2) PDP-15 sets up a task control block (TCB) to print the buffer. The 
TCB is also in common memory.
3) PDP-15 pokes the PDP-11 via the DR15-C, passing in the address of the 
TCB.
4) PDP-11 invokes the LP11 "task" in PIREX, which pulls data from the 
buffer and sends it to the printer.
5) At completion, the PDP-11 posts an API interrupt back to the PDP-15 
via one of the two DR11-C's.

/Bob

On 3/17/2015 11:42 AM, Mark Pizzolato - Info Comm wrote:
> On Monday, March 16, 2015 at 2:19 PM, Bob Supnik wrote:
>> This has been on the wish list for a decade.
>>
>> The 15/76 Unichannel was a big PDP-15 that used a PDP-11/05 as an IO
>> processor to get access to inexpensive Unibus peripherals, particularly
>> the RK11-E/RK05, which supported 18b data, the LP11, the CR11, and
>> various plotters (not supported in SimH). XVM/DOS and XVM/RSX supported
>> the Unichannel, and standard DOS probably did as well.
>>
>> The 15 and the 11 are crosscoupled through shared memory. Except for
>> 4K-12K(W) of local memory, all of Unibus address space is mapped into
>> the 15's main memory. DMA transfers from the RK11-E could transfer 18b
>> data (using the Unibus parity lines for extra data lines); programmed IO
>> transfers from the IO processor transferred 16b data, zeroing out bits
>> 0-1 on the 15.
>>
>> Control is done by a DR15-C parallel interface cross-connected to two
>> DR11-C's in the 11. The 15 created task blocks in shared memory and
>> transfers an 18b pointer to the 11 via the DR15/11 parallel connection.

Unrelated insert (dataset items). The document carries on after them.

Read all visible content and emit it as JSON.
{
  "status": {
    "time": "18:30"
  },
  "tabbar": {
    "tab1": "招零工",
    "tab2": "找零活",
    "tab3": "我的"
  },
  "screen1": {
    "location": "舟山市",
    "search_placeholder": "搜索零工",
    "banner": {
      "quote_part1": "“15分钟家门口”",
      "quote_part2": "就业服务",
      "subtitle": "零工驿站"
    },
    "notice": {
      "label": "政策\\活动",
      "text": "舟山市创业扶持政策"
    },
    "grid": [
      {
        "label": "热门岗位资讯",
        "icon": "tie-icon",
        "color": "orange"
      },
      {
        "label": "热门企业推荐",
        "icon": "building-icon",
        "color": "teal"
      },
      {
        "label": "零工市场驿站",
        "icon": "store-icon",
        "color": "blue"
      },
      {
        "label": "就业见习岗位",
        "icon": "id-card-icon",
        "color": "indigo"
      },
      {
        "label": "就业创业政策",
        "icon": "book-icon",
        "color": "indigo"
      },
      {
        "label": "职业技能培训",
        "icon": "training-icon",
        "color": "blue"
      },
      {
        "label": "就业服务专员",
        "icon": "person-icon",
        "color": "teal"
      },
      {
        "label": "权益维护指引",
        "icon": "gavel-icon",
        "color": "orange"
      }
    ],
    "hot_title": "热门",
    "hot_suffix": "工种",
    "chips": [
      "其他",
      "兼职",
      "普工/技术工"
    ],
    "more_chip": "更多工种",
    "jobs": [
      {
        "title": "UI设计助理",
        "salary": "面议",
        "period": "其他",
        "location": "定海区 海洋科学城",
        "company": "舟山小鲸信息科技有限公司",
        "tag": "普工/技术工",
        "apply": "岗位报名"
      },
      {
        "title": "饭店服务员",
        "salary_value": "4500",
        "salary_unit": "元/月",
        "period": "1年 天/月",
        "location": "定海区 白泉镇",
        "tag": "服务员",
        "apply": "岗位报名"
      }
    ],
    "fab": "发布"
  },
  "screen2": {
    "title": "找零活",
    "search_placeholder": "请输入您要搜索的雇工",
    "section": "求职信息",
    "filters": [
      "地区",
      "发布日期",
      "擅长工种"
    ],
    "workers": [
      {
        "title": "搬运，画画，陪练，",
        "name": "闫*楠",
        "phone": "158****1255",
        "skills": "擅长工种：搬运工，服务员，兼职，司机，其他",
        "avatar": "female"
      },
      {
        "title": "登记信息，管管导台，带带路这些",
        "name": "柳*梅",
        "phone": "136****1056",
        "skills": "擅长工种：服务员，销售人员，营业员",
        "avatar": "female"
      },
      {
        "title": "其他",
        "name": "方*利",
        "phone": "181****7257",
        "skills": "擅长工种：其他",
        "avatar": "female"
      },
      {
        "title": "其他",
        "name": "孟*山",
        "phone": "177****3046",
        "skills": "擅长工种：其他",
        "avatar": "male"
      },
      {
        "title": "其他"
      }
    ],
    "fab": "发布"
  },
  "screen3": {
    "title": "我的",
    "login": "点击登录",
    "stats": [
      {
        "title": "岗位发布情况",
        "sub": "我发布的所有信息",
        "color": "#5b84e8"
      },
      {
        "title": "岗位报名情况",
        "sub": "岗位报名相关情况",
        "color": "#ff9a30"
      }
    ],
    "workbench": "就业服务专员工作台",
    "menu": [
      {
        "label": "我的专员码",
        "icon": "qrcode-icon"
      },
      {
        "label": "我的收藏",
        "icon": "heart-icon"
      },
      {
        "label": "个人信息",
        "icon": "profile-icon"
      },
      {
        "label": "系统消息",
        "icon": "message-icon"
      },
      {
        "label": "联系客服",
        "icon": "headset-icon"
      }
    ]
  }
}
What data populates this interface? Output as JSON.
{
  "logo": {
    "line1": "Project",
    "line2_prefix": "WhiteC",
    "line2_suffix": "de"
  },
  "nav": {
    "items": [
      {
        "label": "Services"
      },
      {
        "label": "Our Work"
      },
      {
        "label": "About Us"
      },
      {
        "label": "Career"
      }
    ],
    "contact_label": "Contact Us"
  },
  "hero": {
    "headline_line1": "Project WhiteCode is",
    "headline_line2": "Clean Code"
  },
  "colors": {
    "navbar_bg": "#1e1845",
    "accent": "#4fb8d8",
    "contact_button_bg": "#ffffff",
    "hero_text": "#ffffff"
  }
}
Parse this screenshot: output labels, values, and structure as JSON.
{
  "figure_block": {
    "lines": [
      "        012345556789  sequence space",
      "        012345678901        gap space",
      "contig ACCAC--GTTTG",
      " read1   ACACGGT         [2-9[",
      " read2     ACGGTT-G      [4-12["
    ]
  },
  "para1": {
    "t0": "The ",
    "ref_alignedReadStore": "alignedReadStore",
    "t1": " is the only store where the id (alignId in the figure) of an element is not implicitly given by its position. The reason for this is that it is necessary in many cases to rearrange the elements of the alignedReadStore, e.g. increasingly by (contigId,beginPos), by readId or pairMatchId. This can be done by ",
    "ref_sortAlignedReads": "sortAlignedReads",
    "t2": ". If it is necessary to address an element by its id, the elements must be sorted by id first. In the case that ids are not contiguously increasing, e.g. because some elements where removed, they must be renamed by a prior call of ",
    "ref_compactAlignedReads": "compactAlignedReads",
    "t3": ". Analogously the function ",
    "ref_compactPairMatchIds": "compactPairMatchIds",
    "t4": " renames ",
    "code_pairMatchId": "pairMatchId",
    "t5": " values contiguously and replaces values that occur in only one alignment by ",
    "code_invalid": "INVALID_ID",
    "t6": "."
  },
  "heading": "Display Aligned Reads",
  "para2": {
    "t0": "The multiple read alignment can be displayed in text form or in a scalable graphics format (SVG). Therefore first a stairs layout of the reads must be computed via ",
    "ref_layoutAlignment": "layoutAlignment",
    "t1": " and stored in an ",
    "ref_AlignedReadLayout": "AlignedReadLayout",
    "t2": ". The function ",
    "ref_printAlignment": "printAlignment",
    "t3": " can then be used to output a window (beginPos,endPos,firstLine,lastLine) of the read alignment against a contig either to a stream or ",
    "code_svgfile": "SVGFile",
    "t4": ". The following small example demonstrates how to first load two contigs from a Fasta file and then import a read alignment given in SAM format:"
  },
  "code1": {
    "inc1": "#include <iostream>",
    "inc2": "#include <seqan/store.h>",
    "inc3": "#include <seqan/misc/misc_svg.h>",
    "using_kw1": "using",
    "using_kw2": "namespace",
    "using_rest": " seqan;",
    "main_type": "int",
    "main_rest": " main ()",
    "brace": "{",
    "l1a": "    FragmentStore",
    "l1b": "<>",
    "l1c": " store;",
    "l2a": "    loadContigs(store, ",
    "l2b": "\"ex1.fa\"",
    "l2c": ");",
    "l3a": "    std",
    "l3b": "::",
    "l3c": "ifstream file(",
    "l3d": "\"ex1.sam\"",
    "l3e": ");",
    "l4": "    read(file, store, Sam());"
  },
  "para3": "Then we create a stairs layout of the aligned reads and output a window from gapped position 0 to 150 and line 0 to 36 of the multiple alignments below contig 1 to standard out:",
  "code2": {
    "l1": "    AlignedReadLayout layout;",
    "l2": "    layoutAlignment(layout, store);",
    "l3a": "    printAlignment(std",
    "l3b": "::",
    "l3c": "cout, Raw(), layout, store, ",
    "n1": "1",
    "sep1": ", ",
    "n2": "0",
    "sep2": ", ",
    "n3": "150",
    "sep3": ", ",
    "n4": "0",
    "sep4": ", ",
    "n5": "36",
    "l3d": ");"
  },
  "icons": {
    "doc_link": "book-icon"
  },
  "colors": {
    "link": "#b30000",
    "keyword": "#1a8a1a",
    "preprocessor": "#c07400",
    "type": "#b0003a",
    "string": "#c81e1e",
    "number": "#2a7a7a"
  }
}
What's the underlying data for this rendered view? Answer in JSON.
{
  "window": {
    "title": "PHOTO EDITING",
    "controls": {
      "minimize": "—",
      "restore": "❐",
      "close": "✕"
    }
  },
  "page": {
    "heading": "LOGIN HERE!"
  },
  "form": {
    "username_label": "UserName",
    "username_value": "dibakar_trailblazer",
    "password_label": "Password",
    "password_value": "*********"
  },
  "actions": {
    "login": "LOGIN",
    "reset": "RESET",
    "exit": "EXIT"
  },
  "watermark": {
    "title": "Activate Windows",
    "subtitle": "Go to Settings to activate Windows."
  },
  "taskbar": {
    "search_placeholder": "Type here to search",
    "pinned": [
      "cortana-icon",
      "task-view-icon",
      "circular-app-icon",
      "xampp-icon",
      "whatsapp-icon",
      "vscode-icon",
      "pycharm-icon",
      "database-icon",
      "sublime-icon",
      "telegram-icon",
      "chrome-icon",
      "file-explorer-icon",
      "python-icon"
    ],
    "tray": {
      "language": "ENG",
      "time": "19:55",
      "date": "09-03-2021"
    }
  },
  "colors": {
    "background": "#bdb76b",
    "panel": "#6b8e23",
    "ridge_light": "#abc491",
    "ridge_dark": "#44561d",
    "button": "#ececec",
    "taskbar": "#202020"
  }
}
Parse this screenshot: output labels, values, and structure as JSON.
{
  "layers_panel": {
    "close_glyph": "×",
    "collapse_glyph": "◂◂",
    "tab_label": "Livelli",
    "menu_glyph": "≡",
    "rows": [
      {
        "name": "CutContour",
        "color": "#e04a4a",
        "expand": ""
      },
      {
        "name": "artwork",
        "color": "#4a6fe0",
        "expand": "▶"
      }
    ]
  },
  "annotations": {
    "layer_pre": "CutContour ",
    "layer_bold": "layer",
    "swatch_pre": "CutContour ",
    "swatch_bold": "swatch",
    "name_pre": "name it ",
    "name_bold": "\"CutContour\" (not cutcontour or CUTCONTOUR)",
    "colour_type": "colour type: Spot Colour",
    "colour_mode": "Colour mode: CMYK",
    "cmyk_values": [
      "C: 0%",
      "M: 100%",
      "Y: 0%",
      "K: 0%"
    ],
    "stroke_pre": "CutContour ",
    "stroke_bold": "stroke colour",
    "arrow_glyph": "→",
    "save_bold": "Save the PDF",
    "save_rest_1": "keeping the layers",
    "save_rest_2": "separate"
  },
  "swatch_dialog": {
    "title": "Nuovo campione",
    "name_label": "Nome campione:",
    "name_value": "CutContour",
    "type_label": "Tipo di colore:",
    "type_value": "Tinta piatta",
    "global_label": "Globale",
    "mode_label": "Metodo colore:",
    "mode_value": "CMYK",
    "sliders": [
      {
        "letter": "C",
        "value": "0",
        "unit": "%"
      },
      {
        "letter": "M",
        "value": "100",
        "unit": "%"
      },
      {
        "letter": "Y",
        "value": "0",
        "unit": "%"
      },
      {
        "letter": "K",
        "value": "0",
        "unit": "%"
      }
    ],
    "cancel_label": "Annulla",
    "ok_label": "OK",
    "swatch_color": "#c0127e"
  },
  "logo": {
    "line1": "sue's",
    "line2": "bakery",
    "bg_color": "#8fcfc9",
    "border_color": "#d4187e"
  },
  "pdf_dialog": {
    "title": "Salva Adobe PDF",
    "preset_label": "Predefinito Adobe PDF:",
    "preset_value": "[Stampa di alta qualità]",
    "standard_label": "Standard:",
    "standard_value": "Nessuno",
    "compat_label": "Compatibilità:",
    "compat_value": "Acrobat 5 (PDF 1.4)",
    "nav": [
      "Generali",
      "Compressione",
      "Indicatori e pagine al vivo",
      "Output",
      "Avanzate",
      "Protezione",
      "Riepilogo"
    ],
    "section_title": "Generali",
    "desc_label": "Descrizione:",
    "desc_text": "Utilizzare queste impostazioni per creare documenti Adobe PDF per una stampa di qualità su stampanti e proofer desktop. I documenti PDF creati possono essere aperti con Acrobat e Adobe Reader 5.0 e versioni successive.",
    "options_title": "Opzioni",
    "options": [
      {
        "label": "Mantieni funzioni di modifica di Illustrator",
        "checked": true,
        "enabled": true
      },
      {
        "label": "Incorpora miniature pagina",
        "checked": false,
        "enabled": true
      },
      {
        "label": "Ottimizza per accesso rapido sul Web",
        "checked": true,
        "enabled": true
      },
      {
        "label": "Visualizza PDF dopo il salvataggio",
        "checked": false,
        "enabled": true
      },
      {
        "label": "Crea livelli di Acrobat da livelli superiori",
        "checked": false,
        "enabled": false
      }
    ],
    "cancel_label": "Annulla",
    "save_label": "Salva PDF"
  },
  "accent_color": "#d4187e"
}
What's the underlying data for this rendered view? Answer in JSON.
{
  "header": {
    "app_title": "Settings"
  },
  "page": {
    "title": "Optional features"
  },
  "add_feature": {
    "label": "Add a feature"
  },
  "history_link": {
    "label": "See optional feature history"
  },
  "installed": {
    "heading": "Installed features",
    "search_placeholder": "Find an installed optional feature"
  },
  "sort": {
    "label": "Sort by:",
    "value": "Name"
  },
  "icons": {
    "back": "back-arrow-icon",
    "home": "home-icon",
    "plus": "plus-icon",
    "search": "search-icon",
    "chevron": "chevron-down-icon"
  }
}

>> The 11's IO program, called PIREX, executes the directive and sends an
>> API interrupt back when done.
> Clearly the DR15/11 paradigm passing through PIREX is necessary for DMA devices, but how is programmed I/O handled.
>
> With the whole Unibus space addressable from the 15 side, is there code on the 15 which actually does programmed I/O directly to the Unibus devices?  If programmed I/O is done directly by the 15, then this whole problem is very different than one which relates to shared memory access.